UKJT publishes Legal Statement on digital assets and English insolvency law

April 29, 2024

Following consultation, the UKJT has published its Legal Statement on Digital Assets and English Insolvency Law. This is the third Legal Statement issued by the UKJT.

The first was its Legal Statement on the Status of Cryptoassets and Smart Contracts. published in November 2019. The second was its Legal Statement on the Issuance and Transfer of Digital Securities under English private law. Both have since been referred to in court decisions in England and Wales and other common law countries.

The UKJT says that one of the most pressing concerns of mainstream investors considering a digital investment strategy is uncertainty surrounding recovery of digital assets within an insolvent estate.

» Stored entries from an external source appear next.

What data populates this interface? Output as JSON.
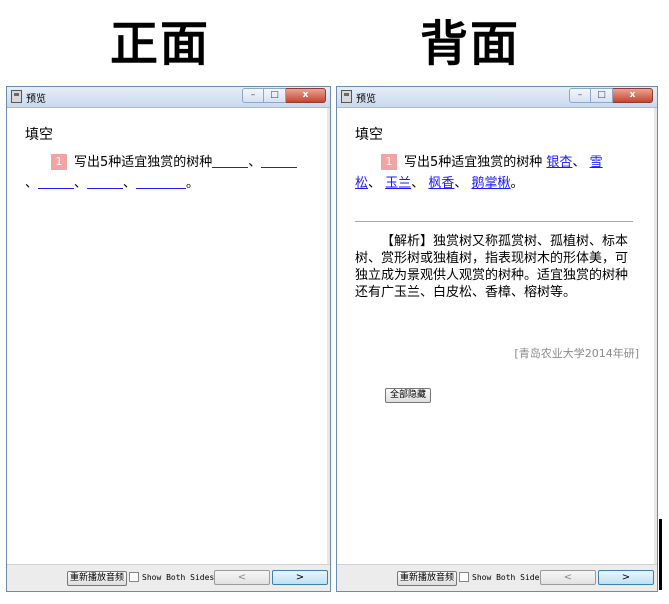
{
  "labels": {
    "front": "正面",
    "back": "背面"
  },
  "window": {
    "title": "预览",
    "min_symbol": "–",
    "max_symbol": "□",
    "close_symbol": "x"
  },
  "card": {
    "type": "填空",
    "number": "1",
    "prompt": "写出5种适宜独赏的树种",
    "separator": "、",
    "end": "。",
    "answers": [
      "银杏",
      "雪松",
      "玉兰",
      "枫香",
      "鹅掌楸"
    ]
  },
  "analysis": {
    "text": "【解析】独赏树又称孤赏树、孤植树、标本树、赏形树或独植树，指表现树木的形体美，可独立成为景观供人观赏的树种。适宜独赏的树种还有广玉兰、白皮松、香樟、榕树等。",
    "source": "[青岛农业大学2014年研]",
    "hide_all_label": "全部隐藏"
  },
  "footer": {
    "replay_label": "重新播放音频",
    "show_both_label": "Show Both Sides",
    "prev_label": "<",
    "next_label": ">"
  },
  "colors": {
    "answer": "#1a1aff",
    "badge": "#f2a3a3"
  }
}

As a result, the UKJT has published its third Legal Statement addressing the way in which English insolvency law applies to digital assets. The Legal Statement concludes, amongst other things, that digital assets fall within the definition of property in the Insolvency Act 1986, and that proprietary rights can be retained to digital assets held by insolvent estates. However, a valid statutory demand cannot yet be served in respect of a debt of a digital asset.

Summary of Statement

  1. Existing English insolvency law can be sensibly and conveniently applied to disputes concerning digital assets. Although the issues which arise are technical and fact-specific in nature, they can be resolved by recourse to existing and well-established principles.
  2. Digital assets may amount to property under insolvency laws.
  3. If international jurisdiction falls to be determined by reference to Centre of Main Interests (COMI), the English courts will apply the existing and well-established test to ascertain the COMI of a company dealing in digital assets.
  4. Digital assets are not yet treated as money in England and Wales. This means that, although they fall within the statutory definition of ‘property’ for the Insolvency Act 1986, a claim to such assets will not (of itself) support a statutory demand.
  5. For the same reason, such assets do not amount to foreign currency for the purposes of Rule 14.21 of the Insolvency Rules 2016, which requires an office-holder to convert all debts incurred or payable in a “foreign currency” into pounds sterling, at a single rate for each currency determined by the officeholder, by reference to the exchange rates prevailing on the relevant date.
  6. Nevertheless, a claim to digital assets held by a company or bankrupt individual can (in principle) be a claim to recover property. This depends on the way the assets are held (in particular on whether the holding arrangements in any given case are as a matter of analysis structured as a trust).
  7. Insofar as office-holders decide to liquidate digital assets owned by the insolvent company, the usual obligations apply, including the obligations to exercise their powers in good faith, and to obtain the best price reasonably obtainable on the sale of property, although the volatile nature of digital assets might present particular challenges regarding the fair realisation of value. Office-holders may also, when exercising their discretion, determine that assets should not be realised and sold in return for cash, but instead distributed in specie (in the same form rather than cash).
  8. The law allows for transactions in digital assets at an undervalue to be reversed and for preferential transactions and transactions defrauding creditors to be set aside. Floating charges and property dispositions may be voided. Although it may not be technologically possible for a blockchain transaction to be literally undone, there would be no difficulty in a judge making an order to bring about the same result, for example by ordering a recipient to make an equal and opposite transfer.
  9. The interlocutory, investigatory and enforcement powers generally available to insolvency office-holders under English law are available in relation to digital assets. Office-holders may require a wide range of people, such as officers and former officers of a company, and certain employees, to provide information and documents, and they may apply to a judge for an order that relevant private keys be disclosed.

There are existing rules which are flexible enough to be applied to allocate any shortfalls in circumstances where digital assets belonging to different persons have been pooled. Although digital assets are created with new technology, they do not require a fundamental change in the longstanding legal analysis of tracing, mixed accounts, and shortfalls, although the technological structure of certain kinds of digital assets may be relevant to that exercise. The rules contained in the FCA’s Client Assets Sourcebook are unlikely to apply, since digital assets are not yet money.